I'm fortunate to have time, money and a kitchen. I know not everyone has time, or money, or decent cooking facilities. I also had a grandmother than grew a garden, cooked from scratch and canned a lot. That knowledge didn't get passed along to my mom, but I've embraced a lot of those skills in adulthood, long after my grandma died.
An example: I buy whole chickens when they're on sale for .99/lb. That usually means $3.50-$4 per chicken. Generally, I roast the chicken, and we'll have that for dinner the first night. The leftover chicken will give us two more meals - usually something like chicken quesadillas and chicken salad. The carcass gets thrown in the fridge the first night, then plopped in my instant pot with a few bits of veggies and some spices (bay leaf and thyme for the most part, both grown in my yard) for an hour. Once that cools down, I'll strain the broth and heat it back up, putting it into pint or quart jars and pressure canning it on my stove. I usually get about 4 quarts of chicken broth from the carcass (I find that I prefer having pints, so 8 pints).
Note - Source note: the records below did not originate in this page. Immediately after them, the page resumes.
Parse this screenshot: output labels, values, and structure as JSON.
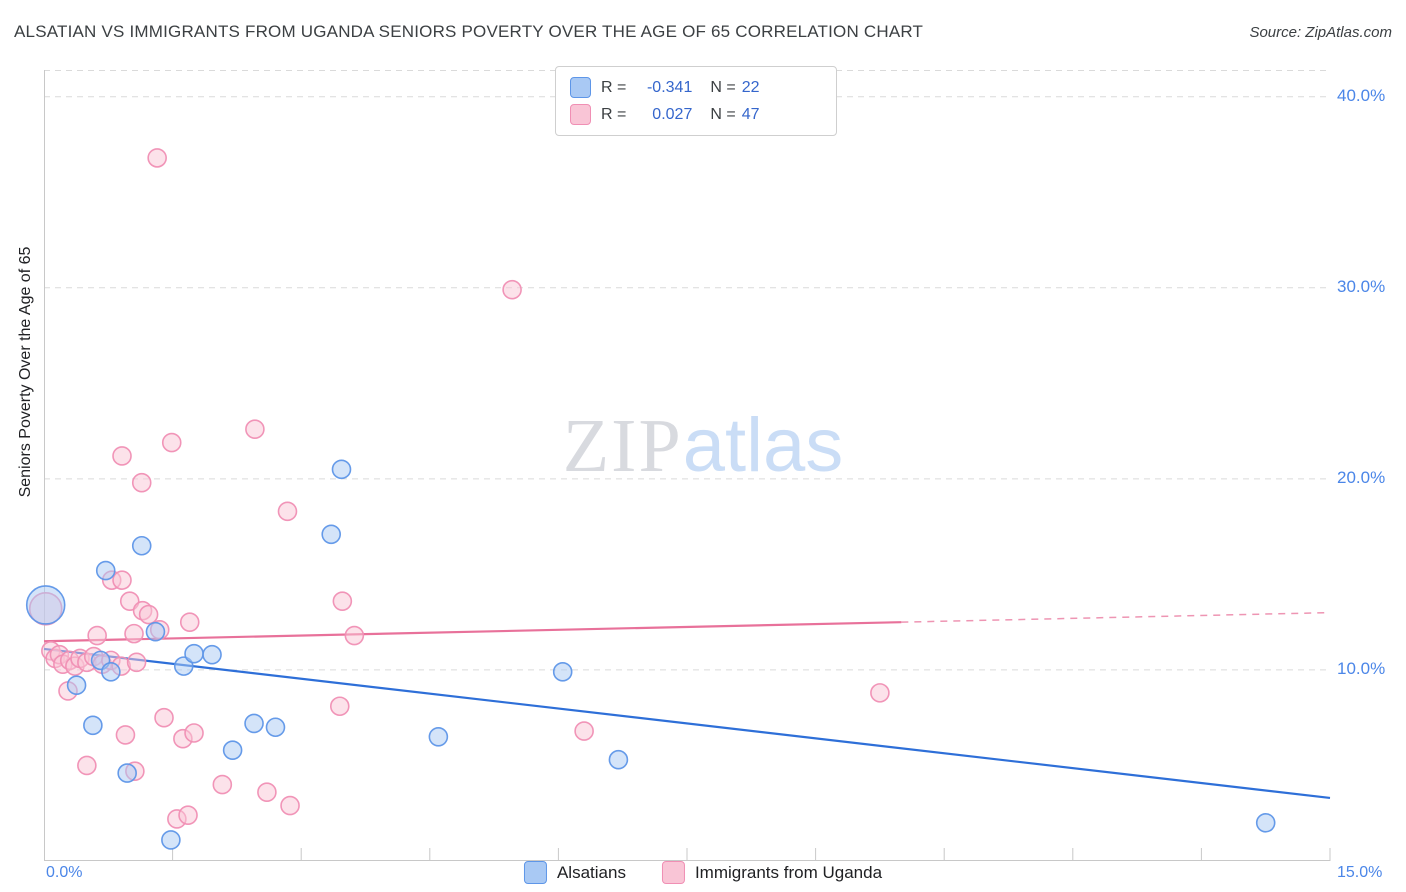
{
  "header": {
    "title": "ALSATIAN VS IMMIGRANTS FROM UGANDA SENIORS POVERTY OVER THE AGE OF 65 CORRELATION CHART",
    "source": "Source: ZipAtlas.com"
  },
  "watermark": {
    "part1": "ZIP",
    "part2": "atlas"
  },
  "axes": {
    "y_title": "Seniors Poverty Over the Age of 65",
    "x_min_label": "0.0%",
    "x_max_label": "15.0%"
  },
  "correlation_legend": {
    "rows": [
      {
        "r_label": "R =",
        "r_value": "-0.341",
        "n_label": "N =",
        "n_value": "22"
      },
      {
        "r_label": "R =",
        "r_value": "0.027",
        "n_label": "N =",
        "n_value": "47"
      }
    ]
  },
  "series_legend": [
    {
      "label": "Alsatians"
    },
    {
      "label": "Immigrants from Uganda"
    }
  ],
  "chart_data": {
    "type": "scatter",
    "title": "ALSATIAN VS IMMIGRANTS FROM UGANDA SENIORS POVERTY OVER THE AGE OF 65 CORRELATION CHART",
    "xlabel": "",
    "ylabel": "Seniors Poverty Over the Age of 65",
    "x_range": [
      0,
      15
    ],
    "y_range": [
      0,
      41.4
    ],
    "y_gridlines": [
      10,
      20,
      30,
      40
    ],
    "y_tick_labels": [
      {
        "value": 40,
        "label": "40.0%"
      },
      {
        "value": 30,
        "label": "30.0%"
      },
      {
        "value": 20,
        "label": "20.0%"
      },
      {
        "value": 10,
        "label": "10.0%"
      }
    ],
    "x_ticks": [
      1.5,
      3,
      4.5,
      6,
      7.5,
      9,
      10.5,
      12,
      13.5,
      15
    ],
    "series": [
      {
        "name": "Alsatians",
        "r": -0.341,
        "n": 22,
        "color_fill": "#A9C9F4",
        "color_stroke": "#5E96E8",
        "trend": {
          "x1": 0,
          "y1": 11.1,
          "x2": 15,
          "y2": 3.3,
          "solid_to": 15,
          "color": "#2E6FD8"
        },
        "points": [
          [
            0.02,
            13.4,
            19
          ],
          [
            0.38,
            9.2
          ],
          [
            0.57,
            7.1
          ],
          [
            0.72,
            15.2
          ],
          [
            0.66,
            10.5
          ],
          [
            0.78,
            9.9
          ],
          [
            0.97,
            4.6
          ],
          [
            1.14,
            16.5
          ],
          [
            1.3,
            12.0
          ],
          [
            1.48,
            1.1
          ],
          [
            1.63,
            10.2
          ],
          [
            1.75,
            10.85
          ],
          [
            1.96,
            10.8
          ],
          [
            2.2,
            5.8
          ],
          [
            2.45,
            7.2
          ],
          [
            2.7,
            7.0
          ],
          [
            3.35,
            17.1
          ],
          [
            3.47,
            20.5
          ],
          [
            4.6,
            6.5
          ],
          [
            6.05,
            9.9
          ],
          [
            6.7,
            5.3
          ],
          [
            14.25,
            2.0
          ]
        ]
      },
      {
        "name": "Immigrants from Uganda",
        "r": 0.027,
        "n": 47,
        "color_fill": "#F9C5D6",
        "color_stroke": "#F08FB4",
        "trend": {
          "x1": 0,
          "y1": 11.5,
          "x2": 15,
          "y2": 13.0,
          "solid_to": 10,
          "color": "#E8719A"
        },
        "points": [
          [
            0.02,
            13.2,
            16
          ],
          [
            0.08,
            11.0
          ],
          [
            0.13,
            10.6
          ],
          [
            0.18,
            10.8
          ],
          [
            0.22,
            10.3
          ],
          [
            0.3,
            10.5
          ],
          [
            0.36,
            10.2
          ],
          [
            0.42,
            10.6
          ],
          [
            0.5,
            10.4
          ],
          [
            0.58,
            10.7
          ],
          [
            0.68,
            10.3
          ],
          [
            0.78,
            10.5
          ],
          [
            0.9,
            10.2
          ],
          [
            1.08,
            10.4
          ],
          [
            0.62,
            11.8
          ],
          [
            1.0,
            13.6
          ],
          [
            1.15,
            13.1
          ],
          [
            1.22,
            12.9
          ],
          [
            1.35,
            12.1
          ],
          [
            1.7,
            12.5
          ],
          [
            1.05,
            11.9
          ],
          [
            0.79,
            14.7
          ],
          [
            0.91,
            14.7
          ],
          [
            0.91,
            21.2
          ],
          [
            1.14,
            19.8
          ],
          [
            1.49,
            21.9
          ],
          [
            1.32,
            36.8
          ],
          [
            2.46,
            22.6
          ],
          [
            2.84,
            18.3
          ],
          [
            5.46,
            29.9
          ],
          [
            0.28,
            8.9
          ],
          [
            0.5,
            5.0
          ],
          [
            0.95,
            6.6
          ],
          [
            1.06,
            4.7
          ],
          [
            1.4,
            7.5
          ],
          [
            1.62,
            6.4
          ],
          [
            1.75,
            6.7
          ],
          [
            1.55,
            2.2
          ],
          [
            1.68,
            2.4
          ],
          [
            2.08,
            4.0
          ],
          [
            2.6,
            3.6
          ],
          [
            2.87,
            2.9
          ],
          [
            3.48,
            13.6
          ],
          [
            3.62,
            11.8
          ],
          [
            3.45,
            8.1
          ],
          [
            6.3,
            6.8
          ],
          [
            9.75,
            8.8
          ]
        ]
      }
    ],
    "legend_position": "bottom-center",
    "grid": "horizontal-dashed"
  }
}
Of course I could raise meat birds too, but I have egg layers and they live out their lives after their egg laying years are done.
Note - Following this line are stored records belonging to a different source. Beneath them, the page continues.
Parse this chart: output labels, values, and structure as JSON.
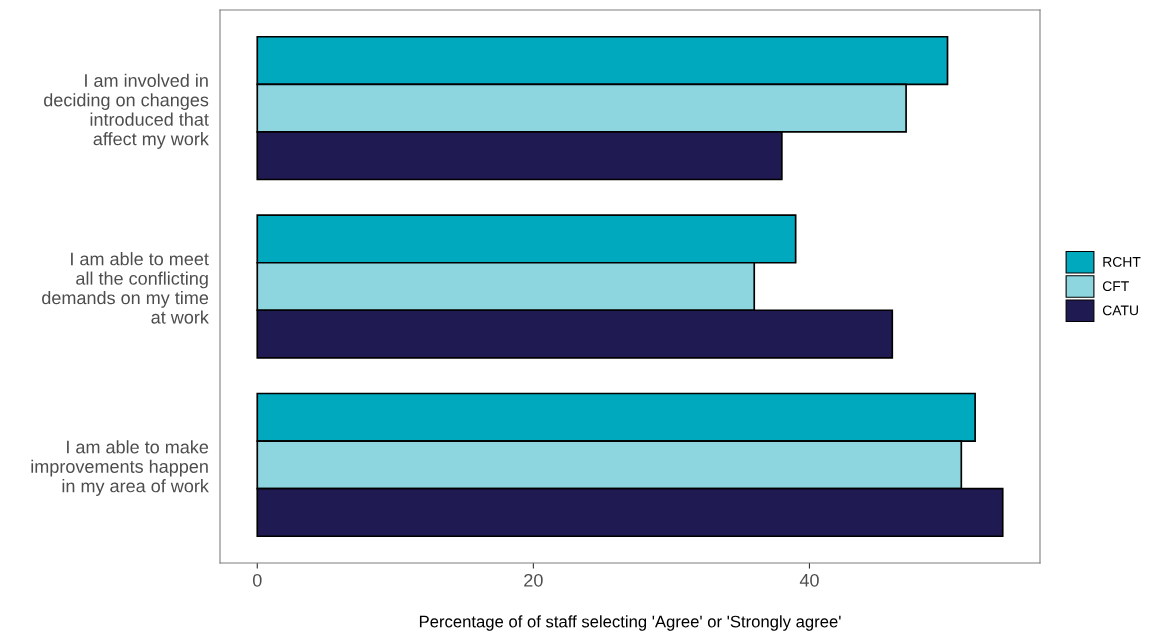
{
  "chart_data": {
    "type": "bar",
    "orientation": "horizontal",
    "categories": [
      "I am involved in\ndeciding on changes\nintroduced that\naffect my work",
      "I am able to meet\nall the conflicting\ndemands on my time\nat work",
      "I am able to make\nimprovements happen\nin my area of work"
    ],
    "series": [
      {
        "name": "RCHT",
        "color": "#00a9bd",
        "values": [
          50,
          39,
          52
        ]
      },
      {
        "name": "CFT",
        "color": "#8ed6df",
        "values": [
          47,
          36,
          51
        ]
      },
      {
        "name": "CATU",
        "color": "#201a52",
        "values": [
          38,
          46,
          54
        ]
      }
    ],
    "xlabel": "Percentage of of staff selecting 'Agree' or 'Strongly agree'",
    "xlim": [
      -2.7,
      56.7
    ],
    "xticks": [
      0,
      20,
      40
    ],
    "grid": false,
    "legend": "right"
  }
}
Scraps of veggies get thrown into a container in the freezer until I feel like I have enough to make some veggie stock. Once I strain the stock, the remains get thrown either to the hens or to the compost heap.
I find that if I choose one or two new food items each year to learn about, then I am not overwhelmed with developing new skills. For example, we eat some sort of food in tortillas once or twice a week. I used to buy flour or corn tortillas in those bags. They're fairly cheap - maybe $2-$4 a bag? But I can also buy the masa reasonably cheap, and make my own. Not hard at all, as it turns out. I use a cast iron tortilla press and make enough for the meal. That way I don't find a bag of old tortillas at the back of the fridge. Yes, it adds about 15-20 minutes to my lunch or dinner plans, but it is not hard at all once you get it all down. I also make a pumpkin tortilla from puree and flour.
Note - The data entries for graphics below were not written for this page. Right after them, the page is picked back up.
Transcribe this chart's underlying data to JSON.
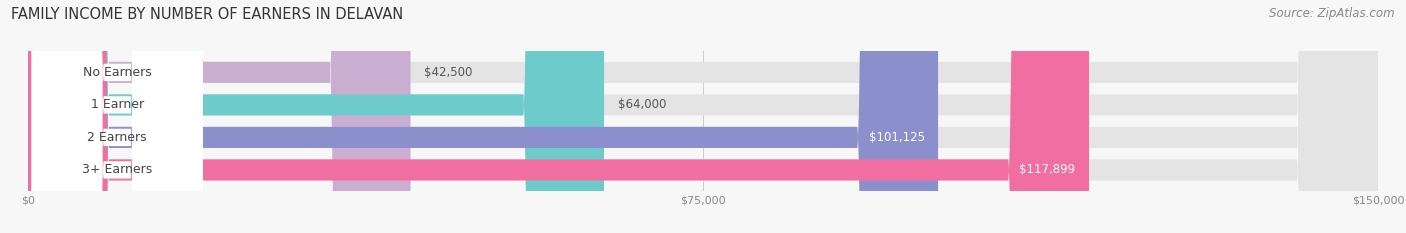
{
  "title": "FAMILY INCOME BY NUMBER OF EARNERS IN DELAVAN",
  "source": "Source: ZipAtlas.com",
  "categories": [
    "No Earners",
    "1 Earner",
    "2 Earners",
    "3+ Earners"
  ],
  "values": [
    42500,
    64000,
    101125,
    117899
  ],
  "value_labels": [
    "$42,500",
    "$64,000",
    "$101,125",
    "$117,899"
  ],
  "bar_colors": [
    "#c9aed1",
    "#6ecbcb",
    "#8b8fcc",
    "#f06fa0"
  ],
  "track_color": "#e4e4e4",
  "xlim": [
    0,
    150000
  ],
  "xtick_labels": [
    "$0",
    "$75,000",
    "$150,000"
  ],
  "title_fontsize": 10.5,
  "source_fontsize": 8.5,
  "label_fontsize": 9,
  "value_fontsize": 8.5,
  "background_color": "#f7f7f7",
  "bar_height": 0.65,
  "label_bg_color": "#ffffff"
}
Of course I grow as much food as I am able to in my backyard. This time of year, one of our spare bedrooms has a couple of NSF/metro stainless multi-shelf racks with simple LED shop lights set up, and plant starts everywhere. I grow pretty much everything from seed, and have a couple of heat mats for plants that I rotate seeds on to start. It is fancier than starting on the top of a fridge or radiator, but the concept is the same. A bit of soil, light, heat and you have plant starts. I give away a lot of plant starts to family, friends and neighbors and then if I have any left that I absolutely cannot cram in somewhere, I'll toss them up for free on the local buy nothing group.
Again, I have space in my home and my yard. I can afford a dehydrator, a pressure cooker, a pressure canner, etc. I have oodles of canning jars (which I see for cheap all the time at yard sales, goodwill and Facebook marketplace). Growing and preserving food for home use is a bit of a lost art, but it isn't that hard to pick up the skills. It's taken me a fair number of years to get to where I am, but I'm confident that if the grocery chain is broken, we won't starve.